Para arrecadar dinheiro, a paróquia seguiu a mesma solução temporária de muitos templos na cidade e montou um esquema de delivery para distribuir quitutes juninos, preparados na casa dos voluntários da paróquia.

Há mais de um ano, a igreja que divide espaço com a Roosevelt está silenciosa. Dentro dela, fiéis esparsos rezam nos bancos. Há fitas de segurança que impedem o acesso a alguns ambientes da igreja, para evitar aglomerações. As atividades clericais são feitas com parcimônia, seguindo, de acordo com o padre, "todos os protocolos".

Com a discussão sobre a reabertura, Borbon defende que elas sejam consideradas atividade essencial, desde que cumprindo as limitações impostas. Para ele, rezar em casa não é suficiente. "É preciso às vezes vir, tocar, estar olho no olho com Deus. É claro que faz falta. As igrejas são lugares de acolhimento e a parte boa de tudo isso é que as pessoas valorizam mais o ato de vir à igreja."

DE COSTAS PARA A SÉ

A Igreja do Rosário dos Homens Pretos, no bairro da Penha, na zona leste, parece modesta, mas guarda histórias que datam de mais de 200 anos, desde que a Irmandade dos Homens Pretos conquistou o espaço para construir uma capela, em 16 de junho de 1802.

O prédio demorou mais de 100 anos para ser construído. Foi inaugurado na época em que duas igrejas da mesma irmandade, todas construídas por homens pretos, foram demolidas. Pelos vários percalços e impedimentos que séculos de escravidão e racismo causaram, a fachada da igreja não é voltada para a catedral da Sé, como outras edificações da época eram.

"Foi um protesto. A igreja está de costas para a Sé, mas de frente para a periferia da zona leste, o fundão", conta Carlos Eduardo Casemiro, 60 anos, membro da Comunidade do Rosário, responsável pelo funcionamento da igreja e pela organização de eventos.

Apesar de fazer parte da Diocese Leste, o funcionamento da igreja é diferente das demais e é mantida pela comunidade que foi criada nos anos 2000 para preservar a igreja e seu patrimônio histórico e cultural, especialmente celebrando a ancestralidade africana dos que levantaram a igreja do zero.

Festas e celebrações são o carro-chefe do templo: a comunidade organiza rodas de samba, o Cordão de Carnaval Dona Micaela (uma homenagem à parteira que viveu no bairro da Penha) e uma união de maracatus e congadas, junto com a liturgia católica, em um só lugar.

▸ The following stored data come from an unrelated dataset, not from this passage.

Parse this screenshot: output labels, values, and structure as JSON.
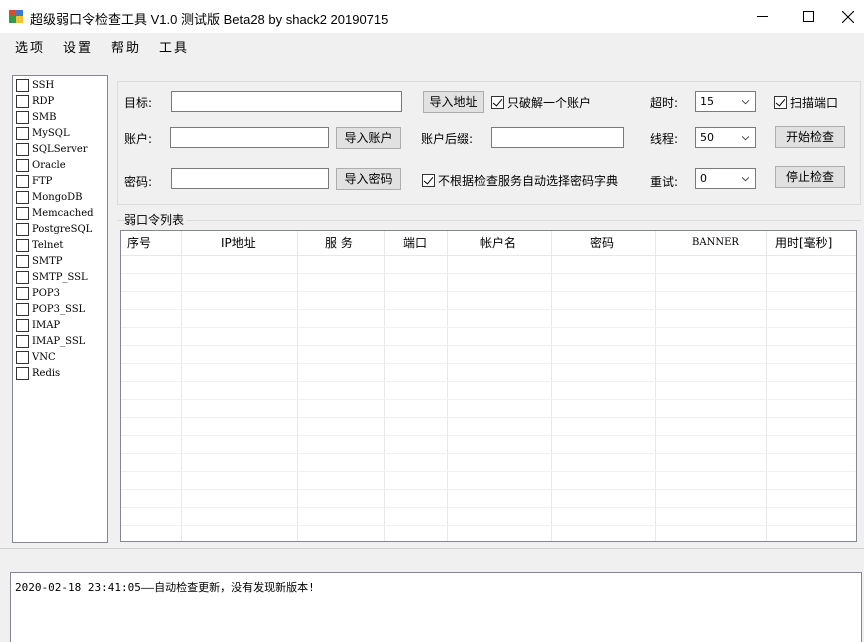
{
  "window": {
    "title": "超级弱口令检查工具 V1.0 测试版 Beta28 by shack2 20190715"
  },
  "menu": [
    "选项",
    "设置",
    "帮助",
    "工具"
  ],
  "services": [
    {
      "label": "SSH",
      "checked": false
    },
    {
      "label": "RDP",
      "checked": false
    },
    {
      "label": "SMB",
      "checked": false
    },
    {
      "label": "MySQL",
      "checked": false
    },
    {
      "label": "SQLServer",
      "checked": false
    },
    {
      "label": "Oracle",
      "checked": false
    },
    {
      "label": "FTP",
      "checked": false
    },
    {
      "label": "MongoDB",
      "checked": false
    },
    {
      "label": "Memcached",
      "checked": false
    },
    {
      "label": "PostgreSQL",
      "checked": false
    },
    {
      "label": "Telnet",
      "checked": false
    },
    {
      "label": "SMTP",
      "checked": false
    },
    {
      "label": "SMTP_SSL",
      "checked": false
    },
    {
      "label": "POP3",
      "checked": false
    },
    {
      "label": "POP3_SSL",
      "checked": false
    },
    {
      "label": "IMAP",
      "checked": false
    },
    {
      "label": "IMAP_SSL",
      "checked": false
    },
    {
      "label": "VNC",
      "checked": false
    },
    {
      "label": "Redis",
      "checked": false
    }
  ],
  "form": {
    "target_label": "目标:",
    "target_value": "",
    "import_target_button": "导入地址",
    "crack_one_label": "只破解一个账户",
    "crack_one_checked": true,
    "timeout_label": "超时:",
    "timeout_value": "15",
    "scan_port_label": "扫描端口",
    "scan_port_checked": true,
    "account_label": "账户:",
    "account_value": "",
    "import_account_button": "导入账户",
    "suffix_label": "账户后缀:",
    "suffix_value": "",
    "threads_label": "线程:",
    "threads_value": "50",
    "start_button": "开始检查",
    "password_label": "密码:",
    "password_value": "",
    "import_password_button": "导入密码",
    "auto_dict_label": "不根据检查服务自动选择密码字典",
    "auto_dict_checked": true,
    "retry_label": "重试:",
    "retry_value": "0",
    "stop_button": "停止检查"
  },
  "results": {
    "group_label": "弱口令列表",
    "columns": [
      "序号",
      "IP地址",
      "服 务",
      "端口",
      "帐户名",
      "密码",
      "BANNER",
      "用时[毫秒]"
    ],
    "rows": []
  },
  "log": {
    "text": "2020-02-18 23:41:05——自动检查更新，没有发现新版本!"
  }
}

Por causa da covid-19, a Comunidade do Rosário cancelou todos os festejos previstos no calendário, transferindo todas as apresentações musicais para transmissões ao vivo nas redes sociais. Também conseguiu fechar parceria com uma empresa para distribuir cestas básicas pelo bairro durante cinco meses.

SENSO DE PERTENCIMENTO

Os avós maternos de Casemiro trabalharam como zeladores da igreja, da década de 1930 ao começo dos anos 1960. Foi também no Rosário que Casemiro conheceu Selma Matias, 60 anos, sua esposa.

Com saudade e orgulho, os dois relembram da pracinha de frente à igreja, adornada para receber mais de mil pessoas, locais e fiéis de outras cidades, para a Festa do Rosário e a Festa de São Benedito, que acontecem desde 2013 durante todo mês de junho.

Apesar de as festas serem fundamentais, Casemiro afirma que a Comunidade do Rosário conseguiu manter o legado, em grande parte, porque sua história é levada adiante por crias da igreja, como as Pastoras do Rosário, grupo formado por mulheres de mais de 60 anos que se reuniam nas rodas de samba organizadas no local, o cordão de carnaval e a união de artistas, acadêmicos, escritores, músicos e membros de pastorais afro, que querem manter a única igreja em São Paulo construída por pretos que segue de pé.

"Descobrimos o apoio enorme da comunidade quando transmitimos nossas festas pela internet", conta Casemiro. No entanto, o contato físico na pequena igreja onde cabem pouco mais de 40 pessoas ainda é insubstituível.

"Nas segundas, tocamos o sino às 10 horas para anunciar a missa. Meia hora antes, já víamos as pessoas descendo as ruas, chegando de carro e ocupando os lugares até encher", conta Casemiro. "Isso faz muita falta para nós e para todo mundo ao redor."